I recently published a sample business capability map for insurance firms as a way to illustrate many aspects about the description and use of this business architecture methodology. One of the readers of this report commented “It seems the business capability maps provide value as a complement to existing methodologies” and referenced Strategy Maps and Business Process Modeling. This made me realize that I should explain more how Forrester sees capability maps as more than a complement – and why we, along with many of our clients are so ‘jazzed up’ about this methodology.

A bit of background: Forrester views capabilities as stable elements of a business model, where the dynamics of a firm are reflected in the business goals for the capability, and the processes, functions, information and other assets which are how a capability is delivered. A capability map describes all the capabilities, and the relationships between them, which an organization needs to have as part of their business model to achieve outcomes. Think of Sales as a simple example, where there are business goals and associated metrics for Sales, and processes, functions, information and people assets necessary for this capability to be delivered. And Sales has a relationship to Fulfillment, to Customer Service and to Marketing.
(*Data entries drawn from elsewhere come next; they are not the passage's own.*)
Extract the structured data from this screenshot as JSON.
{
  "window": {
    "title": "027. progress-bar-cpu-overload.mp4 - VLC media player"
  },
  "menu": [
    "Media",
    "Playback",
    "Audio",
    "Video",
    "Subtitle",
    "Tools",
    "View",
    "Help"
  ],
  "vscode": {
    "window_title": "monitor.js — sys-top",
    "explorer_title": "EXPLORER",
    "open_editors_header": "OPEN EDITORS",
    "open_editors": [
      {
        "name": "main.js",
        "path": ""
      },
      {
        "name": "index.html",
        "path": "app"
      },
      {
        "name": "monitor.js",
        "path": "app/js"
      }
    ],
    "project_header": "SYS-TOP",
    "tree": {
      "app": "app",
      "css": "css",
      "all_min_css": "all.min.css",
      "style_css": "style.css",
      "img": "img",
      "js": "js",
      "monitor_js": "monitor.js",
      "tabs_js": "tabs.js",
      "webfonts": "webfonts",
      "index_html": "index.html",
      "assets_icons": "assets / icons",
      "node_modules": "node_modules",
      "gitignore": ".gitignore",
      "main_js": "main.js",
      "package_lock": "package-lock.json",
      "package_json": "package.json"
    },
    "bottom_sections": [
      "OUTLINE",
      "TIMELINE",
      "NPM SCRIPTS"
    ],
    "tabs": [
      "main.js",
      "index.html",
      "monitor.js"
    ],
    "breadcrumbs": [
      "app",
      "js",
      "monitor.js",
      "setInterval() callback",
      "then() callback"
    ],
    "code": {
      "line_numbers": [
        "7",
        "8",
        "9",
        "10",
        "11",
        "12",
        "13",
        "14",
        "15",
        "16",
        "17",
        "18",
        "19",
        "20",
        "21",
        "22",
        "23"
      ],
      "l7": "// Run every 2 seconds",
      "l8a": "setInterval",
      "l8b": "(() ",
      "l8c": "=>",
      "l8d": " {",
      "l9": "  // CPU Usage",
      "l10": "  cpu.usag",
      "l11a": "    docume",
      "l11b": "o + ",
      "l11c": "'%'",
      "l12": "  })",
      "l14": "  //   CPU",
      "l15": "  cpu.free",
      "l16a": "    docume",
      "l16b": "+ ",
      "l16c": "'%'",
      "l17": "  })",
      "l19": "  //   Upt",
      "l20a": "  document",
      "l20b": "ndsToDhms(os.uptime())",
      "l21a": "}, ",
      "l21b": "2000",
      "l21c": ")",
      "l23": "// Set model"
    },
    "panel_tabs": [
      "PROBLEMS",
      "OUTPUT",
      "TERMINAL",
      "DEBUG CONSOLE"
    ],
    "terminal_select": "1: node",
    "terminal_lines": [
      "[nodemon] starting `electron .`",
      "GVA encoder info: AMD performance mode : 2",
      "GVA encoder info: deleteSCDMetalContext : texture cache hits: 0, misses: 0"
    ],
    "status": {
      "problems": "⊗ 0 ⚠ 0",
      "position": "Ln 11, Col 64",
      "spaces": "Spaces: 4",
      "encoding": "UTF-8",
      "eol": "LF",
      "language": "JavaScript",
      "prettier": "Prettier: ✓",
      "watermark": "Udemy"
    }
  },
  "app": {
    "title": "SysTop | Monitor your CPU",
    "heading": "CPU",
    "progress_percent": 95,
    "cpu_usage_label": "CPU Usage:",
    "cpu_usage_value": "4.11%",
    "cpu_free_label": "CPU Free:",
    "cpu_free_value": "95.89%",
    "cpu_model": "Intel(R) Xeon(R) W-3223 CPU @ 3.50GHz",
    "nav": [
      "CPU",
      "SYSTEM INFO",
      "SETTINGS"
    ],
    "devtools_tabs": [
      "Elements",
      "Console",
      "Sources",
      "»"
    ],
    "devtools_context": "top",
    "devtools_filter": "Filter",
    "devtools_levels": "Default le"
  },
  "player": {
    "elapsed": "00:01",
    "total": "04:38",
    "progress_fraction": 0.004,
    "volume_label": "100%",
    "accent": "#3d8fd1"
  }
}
Why do we see this as more than a complement? Think about Strategy Maps – a very powerful methodology to drive strategy ‘top-down’ into an organization. But few organizations excel at this ‘top-down’ planning, most execute on more than one strategy, strategies change over time, and finally, strategic goals are interpreted into different strategies across different parts of an organization – what Forrester and others term ‘emergent strategies’. Capability maps work very well as a complement to Strategy Maps – but they also work for these other situations through their capture of business goals and metrics at the capability level. Because of this, they are very valuable to foster strategic discussions where the organization’s overall strategy is fuzzy.

Business process modeling is a very powerful tool for optimization. But there are lots of processes at widely varying levels of granularity in firms – leading to the challenge of deciding which processes at what level to focus on. Process improvement programs often flounder because the information needs of the processes are given insufficient attention. And finally, identifying what’s common across processes – the basis for shared services as well as dependency analysis – doesn’t jump out from business process models; potentially leading to ‘optimized fragmentation’. Capability maps put the processes, functions and information in one model – and use business assessment as to capability goals, gaps and strategic value to focus attention on which processes to improve.

At our recently held Enterprise Architecture Forums, capability maps were a big part of the buzz – packed sessions, and many hallway and Twitter conversations. Our clients seem to be just as ‘jazzed up’ as we are with this business architecture methodology.

What’s your perspective on business architecture methodologies?